Siddhartha
Hermann Hesse
Editora: Pushkin Press
Nunca vos escrevi sobre a livraria Libreria (vamos deixar isso para outro post), mas sempre que lá vou é difícil não comprar um livro novo. É um dos meus espaços seguros em Londres, com a sua própria selecção de livros que vendem, e foi lá que encontrei Siddhartha, nesta belíssima edição gráfica. Talvez devesse ter vergonha de nunca antes ter lido Hermann Hesse, mas a verdade é que esta foi a minha estreia na sua literatura. Não costumava eu defender que cada livro nos escolhe na devida altura? Pois essa teoria não mudou.
Siddhartha é um dos livros mais ancestrais e mais actuais de sempre. A dicotomia entre esse uma narrativa antiga e ainda assim ser algo tão intemporal, na verdade provocou em mim um sentimento de paz: que no fundo, tal como nos é transmitido a certa altura na leitura, todos somos feitos do mesmo e a nossa origem não é mais do que um momento no tempo, a transição de algo que um dia tomou uma forma completamente diferente. A pedra que foi animal, o animal que foi estrela, a estrela que se tornou parte de um humano.
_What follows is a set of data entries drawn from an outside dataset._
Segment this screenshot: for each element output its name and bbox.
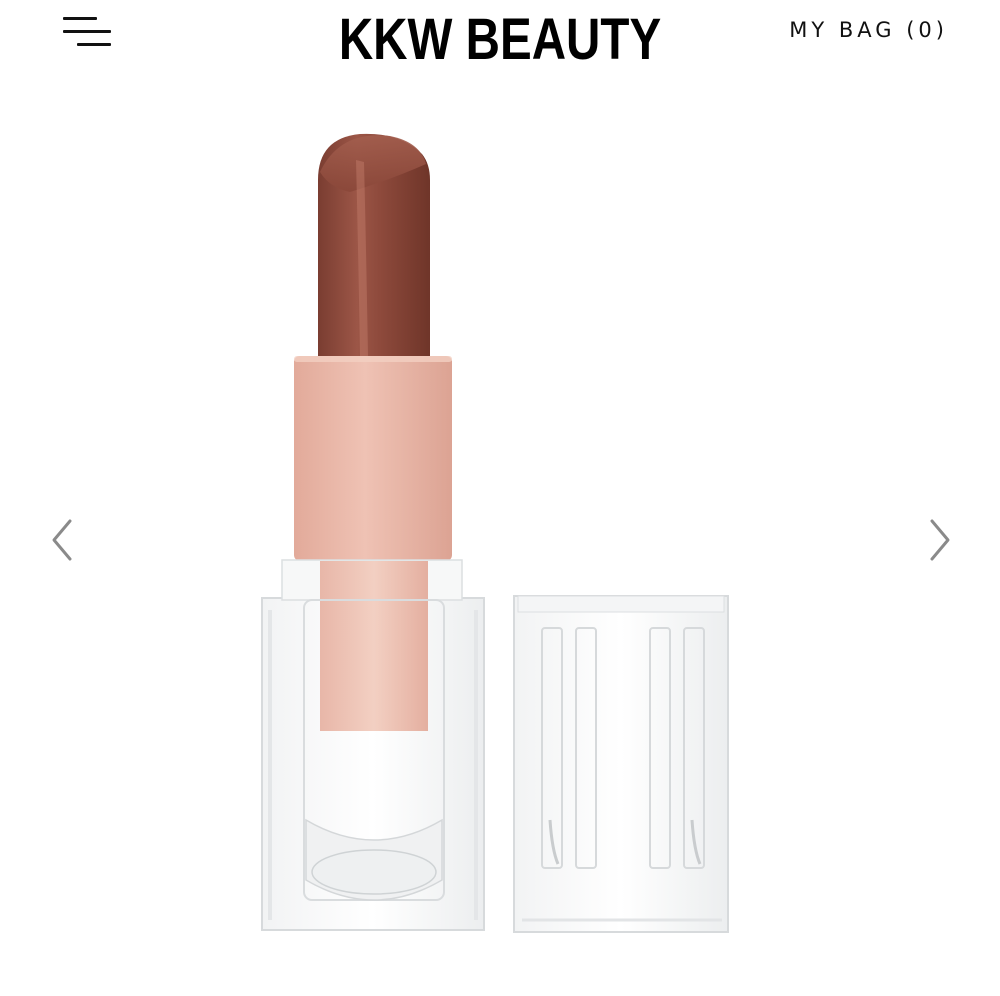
my-bag-link[interactable]: MY BAG (0) xyxy=(789,18,948,42)
product-image xyxy=(261,133,729,933)
product-image-carousel xyxy=(0,90,1000,996)
chevron-left-icon xyxy=(52,519,72,561)
site-header: KKW BEAUTY MY BAG (0) xyxy=(0,0,1000,90)
chevron-right-icon xyxy=(930,519,950,561)
carousel-next-button[interactable] xyxy=(920,515,960,565)
brand-logo[interactable]: KKW BEAUTY xyxy=(336,4,664,76)
carousel-prev-button[interactable] xyxy=(42,515,82,565)
menu-button[interactable] xyxy=(58,14,118,54)
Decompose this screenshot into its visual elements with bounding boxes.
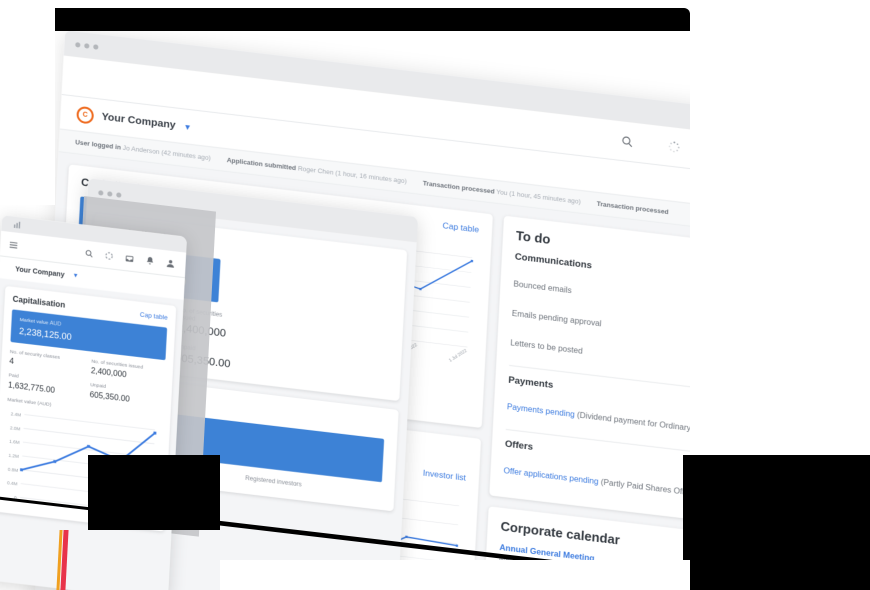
svg-text:0.4M: 0.4M bbox=[7, 480, 18, 486]
market-value-label-text: Market value bbox=[19, 317, 49, 327]
window-dot-close[interactable] bbox=[98, 189, 104, 196]
window-dot-minimize[interactable] bbox=[107, 190, 113, 197]
payments-pending-link[interactable]: Payments pending bbox=[507, 402, 575, 419]
window-dot-close[interactable] bbox=[75, 41, 81, 48]
market-value-currency: AUD bbox=[49, 320, 62, 329]
svg-text:0.8M: 0.8M bbox=[8, 467, 19, 473]
loading-spinner-icon bbox=[667, 140, 681, 154]
activity-item-title: Transaction processed bbox=[422, 179, 495, 196]
tablet-window: Your Company ▼ Capitalisation Cap table … bbox=[0, 215, 188, 590]
activity-item-title: Application submitted bbox=[226, 156, 297, 172]
app-icon bbox=[13, 221, 21, 229]
activity-item-title: Transaction processed bbox=[596, 200, 669, 216]
todo-row-label: Bounced emails bbox=[513, 279, 572, 295]
window-dot-maximize[interactable] bbox=[116, 191, 122, 198]
calendar-title: Corporate calendar bbox=[500, 518, 621, 548]
todo-row-label: Letters to be posted bbox=[510, 338, 583, 356]
capitalisation-title: Capitalisation bbox=[12, 294, 66, 310]
activity-item-detail: You (1 hour, 45 minutes ago) bbox=[496, 188, 581, 206]
todo-row-label: Emails pending approval bbox=[511, 308, 602, 329]
stat-paid: Paid 1,632,775.00 bbox=[8, 372, 82, 397]
svg-text:1.2M: 1.2M bbox=[8, 453, 19, 459]
search-icon[interactable] bbox=[620, 134, 634, 148]
device-bezel-right bbox=[683, 455, 870, 590]
window-dot-maximize[interactable] bbox=[93, 43, 99, 50]
stat-securities-issued: No. of securities issued 2,400,000 bbox=[91, 358, 165, 383]
loading-spinner-icon bbox=[104, 251, 113, 261]
company-name-label: Your Company bbox=[101, 110, 176, 132]
brand-logo-icon: C bbox=[76, 105, 95, 125]
device-bezel-top bbox=[55, 8, 690, 31]
todo-title: To do bbox=[515, 227, 551, 247]
edge-mask bbox=[0, 0, 55, 205]
edge-mask bbox=[220, 560, 690, 590]
offer-applications-detail: (Partly Paid Shares Offer) bbox=[600, 477, 695, 498]
svg-text:1.6M: 1.6M bbox=[9, 439, 20, 445]
svg-text:2.0M: 2.0M bbox=[10, 425, 21, 431]
hero-composition: C Your Company ▼ User logged in Jo Ander… bbox=[0, 0, 870, 590]
chevron-down-icon[interactable]: ▼ bbox=[183, 122, 191, 132]
user-avatar-icon[interactable] bbox=[165, 258, 176, 269]
stat-unpaid: Unpaid 605,350.00 bbox=[89, 382, 163, 407]
cap-table-link[interactable]: Cap table bbox=[442, 220, 479, 234]
cap-table-link[interactable]: Cap table bbox=[140, 312, 168, 322]
todo-row-label: Offer applications pending (Partly Paid … bbox=[503, 465, 694, 500]
svg-text:2.4M: 2.4M bbox=[11, 411, 22, 417]
offer-applications-link[interactable]: Offer applications pending bbox=[503, 466, 598, 486]
investor-list-link[interactable]: Investor list bbox=[423, 468, 467, 483]
activity-item-title: User logged in bbox=[74, 138, 122, 152]
stat-security-classes: No. of security classes 4 bbox=[9, 349, 83, 374]
activity-item[interactable]: Transaction processed bbox=[597, 200, 669, 215]
chevron-down-icon[interactable]: ▼ bbox=[72, 273, 78, 280]
inbox-icon[interactable] bbox=[124, 253, 135, 264]
hamburger-menu-icon[interactable] bbox=[8, 239, 19, 250]
search-icon[interactable] bbox=[84, 249, 93, 259]
notifications-bell-icon[interactable] bbox=[145, 256, 154, 266]
company-name-label: Your Company bbox=[15, 265, 65, 279]
window-dot-minimize[interactable] bbox=[84, 42, 90, 49]
svg-text:1 Jul 2022: 1 Jul 2022 bbox=[448, 348, 468, 363]
edge-mask bbox=[690, 0, 870, 455]
activity-item-detail: Jo Anderson (42 minutes ago) bbox=[122, 144, 211, 162]
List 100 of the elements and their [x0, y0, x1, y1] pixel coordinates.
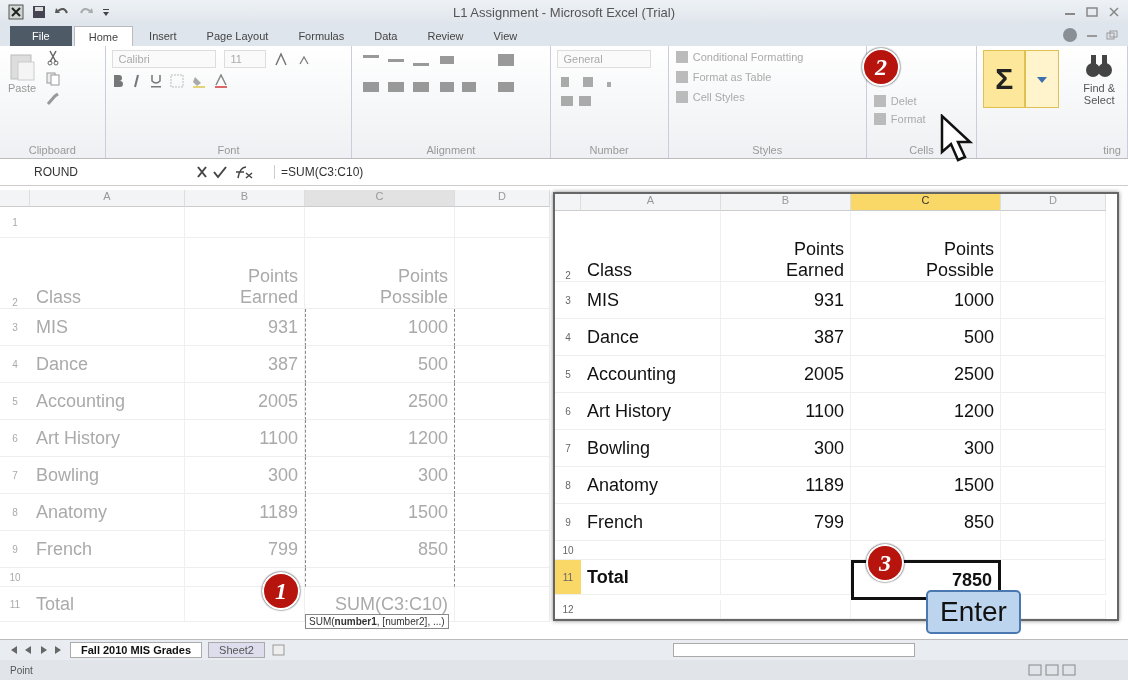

Foi então impossível não ligar esta leitura ao caminho que percorro no yoga. Siddhartha vem como um lembrete gentil de todas as lições que vamos aprendendo ao longo do nosso percurso como yogi. O início de Siddhartha não é evidente. Quando partilhei que iria começar esta leitura, duas pessoas que me são especiais disseram-me que Siddhartha era um dos seus livros preferidos. Que volta e meia voltam à sua leitura. No entanto, o curioso é que ao início não me prendeu muito. Não considero que seja um início lento, mas o desenvolvimento da empatia e da ligação com Siddhartha tomou o seu tempo a desenvolver.
Na verdade, a minha experiência de leitura com este livro, ecoou muito do caminho que às vezes é desenvolver uma ligação com uma outra pessoa, sendo que na verdade é um caminho para nos encontrarmos a nós mesmos. Acho que uma das mensagens com que mais me identifiquei, é que conhecimento é possível transmitir, mas sabedoria não. Sabedoria só nasce da experiência, visceralmente, da tentativa e erro, de nos perdermos e termos a modéstia suficiente para o reconhecermos e procurarmos a verdade em nós mesmos.
O que tem o seu aspecto frustrante: se vemos alguém que parece perdido na sua missão (como tantas vezes Govinda achou que Siddhartha estava), não temos o impulso imediato de tentarmos ensinar, aconselhar, guiar? Vasudeva mostra-nos na verdade outra forma de o fazer. Este personagem mostra-nos o poder de ouvir e de apenas redireccionar quem amamos para que ouçam algo que vai para além da forma física.
Não vou comentar todo o trajecto de Siddhartha, deixo isso para o leitor explorar e ter a liberdade de se identificar com aquilo que lhe servir, e só reconhecer o que não lhe servir. Porém, sou da opinião que abraçar o ciclo e a mensagem completa deste livro requer um poder de auto-reflexão grande. Exige que entremos em contacto com as nossas emoções e que nos permitamos ouvir no silêncio do universo. Só assim evitamos precisar de toda uma vida de apegos e desapegos para percebermos o quão transitório tudo é, sentindo então liberação.
The river laughed. Yes, that was how it was. Everything that was not suffered to the end and finally concluded, recurred, and the same sorrows were undergone.
E é nesse reconhecimento que está a dádiva: encontrar a liberdade de não viver no passado, nem antecipar o futuro, mas simplesmente aceitar que fazemos parte do todo.